The sensibility across multiple conversations and events attended by Closed Loop Partners was that these forces have pushed climate-related innovations out of the silo of Corporate Social Responsibility (CSR) programming or parallel initiatives designed with a primary mandate to “give back.” Instead, we are seeing broader integration of circular economy and climate-related initiatives and investments entering the C-suite through supply chain, procurement, operations, and shareholder expectations. This means we are seeing corporations adopt transformations with an explicit economic mandate that can simultaneously facilitate a lower carbon, more circular future. Companies with this multidimensional mandate are those that Closed Loop Partners’ Ventures Group partners with and we are proud of the companies in our portfolio that are shepherding the economy into its next, more circular future.
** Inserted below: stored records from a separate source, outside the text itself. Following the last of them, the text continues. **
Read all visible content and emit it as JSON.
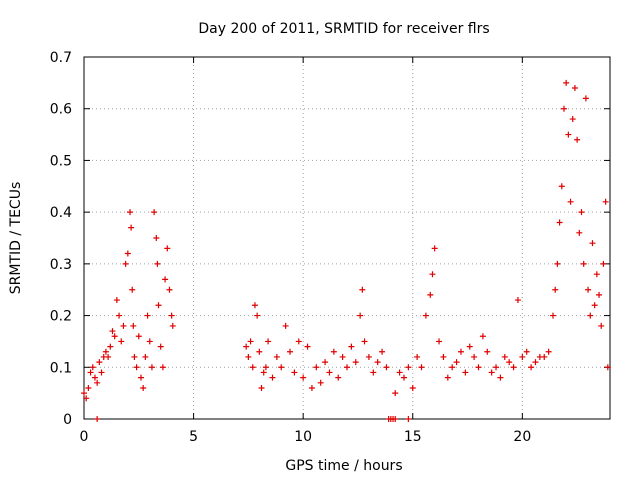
{
  "chart_data": {
    "type": "scatter",
    "title": "Day 200 of 2011, SRMTID for receiver flrs",
    "xlabel": "GPS time / hours",
    "ylabel": "SRMTID / TECUs",
    "xlim": [
      0,
      24
    ],
    "ylim": [
      0,
      0.7
    ],
    "x_ticks": [
      0,
      5,
      10,
      15,
      20
    ],
    "y_ticks": [
      0,
      0.1,
      0.2,
      0.3,
      0.4,
      0.5,
      0.6,
      0.7
    ],
    "x_tick_labels": [
      "0",
      "5",
      "10",
      "15",
      "20"
    ],
    "y_tick_labels": [
      "0",
      "0.1",
      "0.2",
      "0.3",
      "0.4",
      "0.5",
      "0.6",
      "0.7"
    ],
    "grid": true,
    "marker": "+",
    "color": "#e00000",
    "series": [
      {
        "name": "SRMTID",
        "x": [
          0.0,
          0.1,
          0.2,
          0.3,
          0.4,
          0.5,
          0.6,
          0.7,
          0.8,
          0.9,
          1.0,
          1.1,
          1.2,
          1.3,
          1.4,
          1.5,
          1.6,
          1.7,
          1.8,
          1.9,
          2.0,
          2.1,
          2.15,
          2.2,
          2.25,
          2.3,
          2.4,
          2.5,
          2.6,
          2.7,
          2.8,
          2.9,
          3.0,
          3.1,
          3.2,
          3.3,
          3.35,
          3.4,
          3.5,
          3.6,
          3.7,
          3.8,
          3.9,
          4.0,
          4.05,
          7.4,
          7.5,
          7.6,
          7.7,
          7.8,
          7.9,
          8.0,
          8.1,
          8.2,
          8.3,
          8.4,
          8.6,
          8.8,
          9.0,
          9.2,
          9.4,
          9.6,
          9.8,
          10.0,
          10.2,
          10.4,
          10.6,
          10.8,
          11.0,
          11.2,
          11.4,
          11.6,
          11.8,
          12.0,
          12.2,
          12.4,
          12.6,
          12.7,
          12.8,
          13.0,
          13.2,
          13.4,
          13.6,
          13.8,
          14.2,
          14.4,
          14.6,
          14.8,
          15.0,
          15.2,
          15.4,
          15.6,
          15.8,
          15.9,
          16.0,
          16.2,
          16.4,
          16.6,
          16.8,
          17.0,
          17.2,
          17.4,
          17.6,
          17.8,
          18.0,
          18.2,
          18.4,
          18.6,
          18.8,
          19.0,
          19.2,
          19.4,
          19.6,
          19.8,
          20.0,
          20.2,
          20.4,
          20.6,
          20.8,
          21.0,
          21.2,
          21.4,
          21.5,
          21.6,
          21.7,
          21.8,
          21.9,
          22.0,
          22.1,
          22.2,
          22.3,
          22.4,
          22.5,
          22.6,
          22.7,
          22.8,
          22.9,
          23.0,
          23.1,
          23.2,
          23.3,
          23.4,
          23.5,
          23.6,
          23.7,
          23.8,
          23.9,
          0.6,
          13.9,
          14.0,
          14.1,
          14.2,
          14.8
        ],
        "y": [
          0.05,
          0.04,
          0.06,
          0.09,
          0.1,
          0.08,
          0.07,
          0.11,
          0.09,
          0.12,
          0.13,
          0.12,
          0.14,
          0.17,
          0.16,
          0.23,
          0.2,
          0.15,
          0.18,
          0.3,
          0.32,
          0.4,
          0.37,
          0.25,
          0.18,
          0.12,
          0.1,
          0.16,
          0.08,
          0.06,
          0.12,
          0.2,
          0.15,
          0.1,
          0.4,
          0.35,
          0.3,
          0.22,
          0.14,
          0.1,
          0.27,
          0.33,
          0.25,
          0.2,
          0.18,
          0.14,
          0.12,
          0.15,
          0.1,
          0.22,
          0.2,
          0.13,
          0.06,
          0.09,
          0.1,
          0.15,
          0.08,
          0.12,
          0.1,
          0.18,
          0.13,
          0.09,
          0.15,
          0.08,
          0.14,
          0.06,
          0.1,
          0.07,
          0.11,
          0.09,
          0.13,
          0.08,
          0.12,
          0.1,
          0.14,
          0.11,
          0.2,
          0.25,
          0.15,
          0.12,
          0.09,
          0.11,
          0.13,
          0.1,
          0.05,
          0.09,
          0.08,
          0.1,
          0.06,
          0.12,
          0.1,
          0.2,
          0.24,
          0.28,
          0.33,
          0.15,
          0.12,
          0.08,
          0.1,
          0.11,
          0.13,
          0.09,
          0.14,
          0.12,
          0.1,
          0.16,
          0.13,
          0.09,
          0.1,
          0.08,
          0.12,
          0.11,
          0.1,
          0.23,
          0.12,
          0.13,
          0.1,
          0.11,
          0.12,
          0.12,
          0.13,
          0.2,
          0.25,
          0.3,
          0.38,
          0.45,
          0.6,
          0.65,
          0.55,
          0.42,
          0.58,
          0.64,
          0.54,
          0.36,
          0.4,
          0.3,
          0.62,
          0.25,
          0.2,
          0.34,
          0.22,
          0.28,
          0.24,
          0.18,
          0.3,
          0.42,
          0.1,
          0.0,
          0.0,
          0.0,
          0.0,
          0.0,
          0.0
        ]
      }
    ]
  }
}
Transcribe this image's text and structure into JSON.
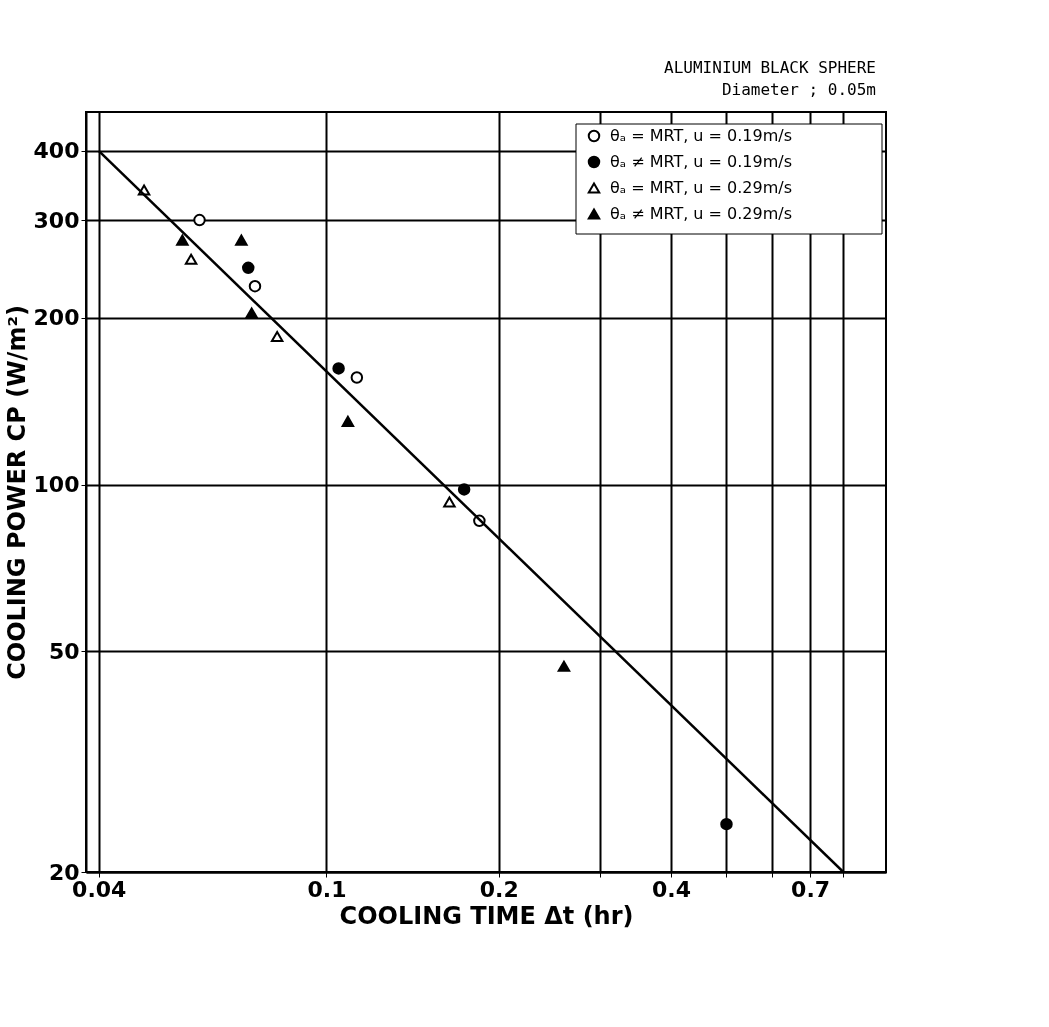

As these transformations accelerate, so too does the need to drive mutual benefits for players further up and downstream from the products and services that we consume every day. In that spirit, value chain resilience continued to be top-of-mind across Climate Week events. Late last year, my team published a report outlining the catalytic power of mutually beneficial supply chain transparency in the next generation circular economic model. Whether from building up new, localized ecosystems through domestic or nearshored manufacturing or from actively creating value for legacy suppliers in an established ecosystem (e.g., parts manufacturers in automotive, mills or cut-and-sew players in the fashion value chain), companies can enable innovations that reduce waste, reduces full value chain liability, and – ultimately – facilitates a just transition for the ecosystem more broadly and builds future resilience.

This is no small task ahead of us; however, it is one that we – and much of the climate tech community – are embracing with open arms a transformation of how industry works. We are energized by novel solutions to tough problems and there is no shortage of both problems and solutions to take on in the coming months and years. Above all, the climate VC community is one of unfailing optimism. At the cusp of this transformation, we’re honored to be thought leaders on the circular economy and look forward to playing a small part in advancing the world toward the next generation of circular ecosystems.